ITALIANI “GIOVANNI AMENDOLA”, P.I. (OMISSIS), in persona del

legale rappresentante pro tempore, elettivamente domiciliato in

ROMA, PIAZZA COLA DI RIENZO 69, presso lo studio dell’avvocato

PAOLO BOER, che lo rappresenta e difende giusta delega in atti;

– ricorrente –

contro

B.M., C.F. (OMISSIS), elettivamente domiciliato

in ROMA, VIA DI S.COSTANZA 46, presso lo studio dell’avvocato

LUIGI MANCINI, che lo rappresenta e difende unitamente all’avvocato

AGOSTINO CALIFANO, giusta delega in atti;

– controricorrente –

avverso la sentenza n. 579/2013 della CORTE D’APPELLO di GENOVA,

depositata il 17/12/2013 r.g.n. 512/2013;

udita la relazione della causa svolta nella pubblica udienza del

23/02/2016 dal Consigliere Dott. FEDERICO DE GREGORIO;

udito l’Avvocato BOER PAOLO;

udito l’Avvocato MANCINI GIULIO per delega Avvocato MANCINI

LUIGI;

udito il P.M. in persona del Sostituto Procuratore Generale Dott.

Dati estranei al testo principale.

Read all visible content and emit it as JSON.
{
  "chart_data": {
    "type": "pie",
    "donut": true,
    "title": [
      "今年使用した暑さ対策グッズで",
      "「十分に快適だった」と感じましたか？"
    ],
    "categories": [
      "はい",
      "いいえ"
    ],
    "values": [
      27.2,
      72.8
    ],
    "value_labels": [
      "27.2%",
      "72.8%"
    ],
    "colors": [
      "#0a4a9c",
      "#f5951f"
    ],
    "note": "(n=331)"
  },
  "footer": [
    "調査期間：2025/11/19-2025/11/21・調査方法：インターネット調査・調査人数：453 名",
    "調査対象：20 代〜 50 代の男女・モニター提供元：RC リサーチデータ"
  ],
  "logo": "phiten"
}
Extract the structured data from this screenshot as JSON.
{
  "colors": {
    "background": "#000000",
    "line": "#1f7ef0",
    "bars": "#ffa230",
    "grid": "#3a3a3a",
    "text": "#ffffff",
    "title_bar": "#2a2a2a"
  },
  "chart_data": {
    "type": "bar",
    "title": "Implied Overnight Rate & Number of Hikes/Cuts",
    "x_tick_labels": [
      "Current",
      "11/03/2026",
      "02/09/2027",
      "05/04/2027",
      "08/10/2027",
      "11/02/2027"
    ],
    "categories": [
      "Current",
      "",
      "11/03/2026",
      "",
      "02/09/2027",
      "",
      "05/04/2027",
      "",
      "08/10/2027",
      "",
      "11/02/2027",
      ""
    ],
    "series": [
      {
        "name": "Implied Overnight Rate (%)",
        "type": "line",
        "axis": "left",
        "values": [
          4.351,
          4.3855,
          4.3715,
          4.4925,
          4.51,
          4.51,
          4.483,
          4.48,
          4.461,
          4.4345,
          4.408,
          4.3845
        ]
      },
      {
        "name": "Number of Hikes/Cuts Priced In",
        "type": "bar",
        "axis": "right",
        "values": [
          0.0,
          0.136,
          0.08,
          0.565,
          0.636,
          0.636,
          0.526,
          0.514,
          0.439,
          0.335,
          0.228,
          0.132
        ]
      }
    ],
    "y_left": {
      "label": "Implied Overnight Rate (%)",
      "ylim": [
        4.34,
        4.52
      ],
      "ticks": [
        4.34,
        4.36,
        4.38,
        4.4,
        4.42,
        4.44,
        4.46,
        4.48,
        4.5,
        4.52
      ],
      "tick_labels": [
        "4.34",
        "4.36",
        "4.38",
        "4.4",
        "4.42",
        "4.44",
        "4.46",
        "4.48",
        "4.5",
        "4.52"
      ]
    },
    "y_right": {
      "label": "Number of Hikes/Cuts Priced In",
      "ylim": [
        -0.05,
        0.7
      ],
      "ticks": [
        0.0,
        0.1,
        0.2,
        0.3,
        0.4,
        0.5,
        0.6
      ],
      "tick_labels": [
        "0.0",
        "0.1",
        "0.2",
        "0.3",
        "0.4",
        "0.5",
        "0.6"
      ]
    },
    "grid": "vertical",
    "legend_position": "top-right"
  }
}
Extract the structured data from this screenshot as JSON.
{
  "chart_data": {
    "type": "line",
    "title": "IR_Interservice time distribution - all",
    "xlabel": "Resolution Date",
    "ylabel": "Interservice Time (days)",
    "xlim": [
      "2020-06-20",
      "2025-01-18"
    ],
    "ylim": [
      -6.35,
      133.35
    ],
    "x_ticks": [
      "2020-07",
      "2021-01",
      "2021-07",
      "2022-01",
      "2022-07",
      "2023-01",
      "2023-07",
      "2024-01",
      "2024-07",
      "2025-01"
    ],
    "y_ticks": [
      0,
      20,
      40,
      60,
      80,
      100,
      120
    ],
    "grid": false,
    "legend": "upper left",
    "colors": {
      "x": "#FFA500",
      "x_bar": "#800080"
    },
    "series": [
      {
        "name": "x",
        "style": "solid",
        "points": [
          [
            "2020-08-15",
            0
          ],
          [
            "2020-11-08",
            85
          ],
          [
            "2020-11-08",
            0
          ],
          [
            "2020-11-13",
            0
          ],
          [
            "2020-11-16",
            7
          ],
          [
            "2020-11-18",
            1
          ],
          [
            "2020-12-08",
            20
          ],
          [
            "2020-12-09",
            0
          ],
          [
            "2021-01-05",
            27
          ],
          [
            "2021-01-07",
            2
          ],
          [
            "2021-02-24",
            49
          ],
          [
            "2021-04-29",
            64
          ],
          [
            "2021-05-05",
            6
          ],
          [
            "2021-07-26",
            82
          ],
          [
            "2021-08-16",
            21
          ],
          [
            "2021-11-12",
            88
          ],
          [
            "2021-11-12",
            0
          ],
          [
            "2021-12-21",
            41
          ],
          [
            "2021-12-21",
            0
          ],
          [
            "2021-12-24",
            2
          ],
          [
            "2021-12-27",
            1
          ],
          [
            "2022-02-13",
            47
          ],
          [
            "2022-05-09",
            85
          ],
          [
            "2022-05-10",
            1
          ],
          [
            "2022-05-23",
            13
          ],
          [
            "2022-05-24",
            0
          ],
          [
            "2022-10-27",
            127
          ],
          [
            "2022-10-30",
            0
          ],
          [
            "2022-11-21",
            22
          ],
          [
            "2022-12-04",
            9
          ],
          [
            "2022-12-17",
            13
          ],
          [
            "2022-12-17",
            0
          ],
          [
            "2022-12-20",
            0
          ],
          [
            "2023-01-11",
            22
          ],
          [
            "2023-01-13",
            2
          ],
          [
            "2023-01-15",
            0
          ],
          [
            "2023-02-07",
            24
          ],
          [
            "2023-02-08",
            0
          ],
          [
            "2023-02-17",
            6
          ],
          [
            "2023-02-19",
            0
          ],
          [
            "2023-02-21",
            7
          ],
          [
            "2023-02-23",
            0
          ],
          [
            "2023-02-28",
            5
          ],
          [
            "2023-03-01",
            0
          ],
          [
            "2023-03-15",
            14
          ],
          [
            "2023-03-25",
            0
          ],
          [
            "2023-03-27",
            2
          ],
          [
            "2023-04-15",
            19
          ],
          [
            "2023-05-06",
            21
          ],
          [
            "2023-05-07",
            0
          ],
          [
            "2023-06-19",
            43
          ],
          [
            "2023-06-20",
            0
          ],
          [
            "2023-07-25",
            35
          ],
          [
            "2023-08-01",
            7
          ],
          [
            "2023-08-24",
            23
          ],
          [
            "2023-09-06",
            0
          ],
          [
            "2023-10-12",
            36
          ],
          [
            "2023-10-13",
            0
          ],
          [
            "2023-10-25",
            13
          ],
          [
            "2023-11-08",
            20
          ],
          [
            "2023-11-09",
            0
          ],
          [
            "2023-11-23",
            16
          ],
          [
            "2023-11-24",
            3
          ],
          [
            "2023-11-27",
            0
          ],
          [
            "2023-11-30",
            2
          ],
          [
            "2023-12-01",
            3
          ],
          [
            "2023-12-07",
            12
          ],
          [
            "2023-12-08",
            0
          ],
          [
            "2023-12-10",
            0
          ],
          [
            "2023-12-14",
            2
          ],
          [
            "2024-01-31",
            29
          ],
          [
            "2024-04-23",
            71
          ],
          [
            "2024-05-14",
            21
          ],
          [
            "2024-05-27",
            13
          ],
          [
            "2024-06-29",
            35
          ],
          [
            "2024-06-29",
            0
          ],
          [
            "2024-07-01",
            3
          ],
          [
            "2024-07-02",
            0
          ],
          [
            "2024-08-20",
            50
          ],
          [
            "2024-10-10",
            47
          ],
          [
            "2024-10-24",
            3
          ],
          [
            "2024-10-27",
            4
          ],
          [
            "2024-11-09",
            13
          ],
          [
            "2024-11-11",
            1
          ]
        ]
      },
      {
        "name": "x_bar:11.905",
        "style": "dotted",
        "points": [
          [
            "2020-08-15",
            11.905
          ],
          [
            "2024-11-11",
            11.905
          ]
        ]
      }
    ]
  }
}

FINOCCHI GHERSI Renato, che ha concluso per l’accoglimento del

ricorso.

Fatto

SVOLGIMENTO DEL PROCESSO

Con sentenza n. 579 del 13 nov. – 17 dicembre 2013, la Corte d’Appello di GENOVA, nel disattendere l’interposto gravame, confermava la statuizione di primo grado (n. 167/13), con la quale era stata parzialmente accolta la domanda di B.M., giornalista iscritto all’INPGI e titolare di pensione di anzianità dall’ottobre 2005 presso detto Istituto. L’attore aveva chiesto la disapplicazione dell’art. 15 del regolamento dell’Ente, in materia di cumulo tra pensione di anzianità e retribuzione da lavoro autonomo e subordinato, avendo subito la decurtazione del proprio trattamento pensionistico per il fatto di avere iniziato, dopo il suo collocamento in quiescenza (da epoca successiva al compimento del 58 anno di età), attività di lavoro autonomo. L’INPGI, ai sensi dell’art. 15 del suo Regolamento interno, aveva operato trattenute sulla pensione in ragione di complessivi 111.921,80 Euro. Quindi, il ricorrente aveva invocato le più favorevoli norme sul divieto di cumulo tra pensione e reddito da lavoro autonomo e subordinato, previste nell’AGO dalla L. n. 388 del 2000, art. 72, comma 2, e dalla L. n. 289 del 2002, art. 44, comma 2.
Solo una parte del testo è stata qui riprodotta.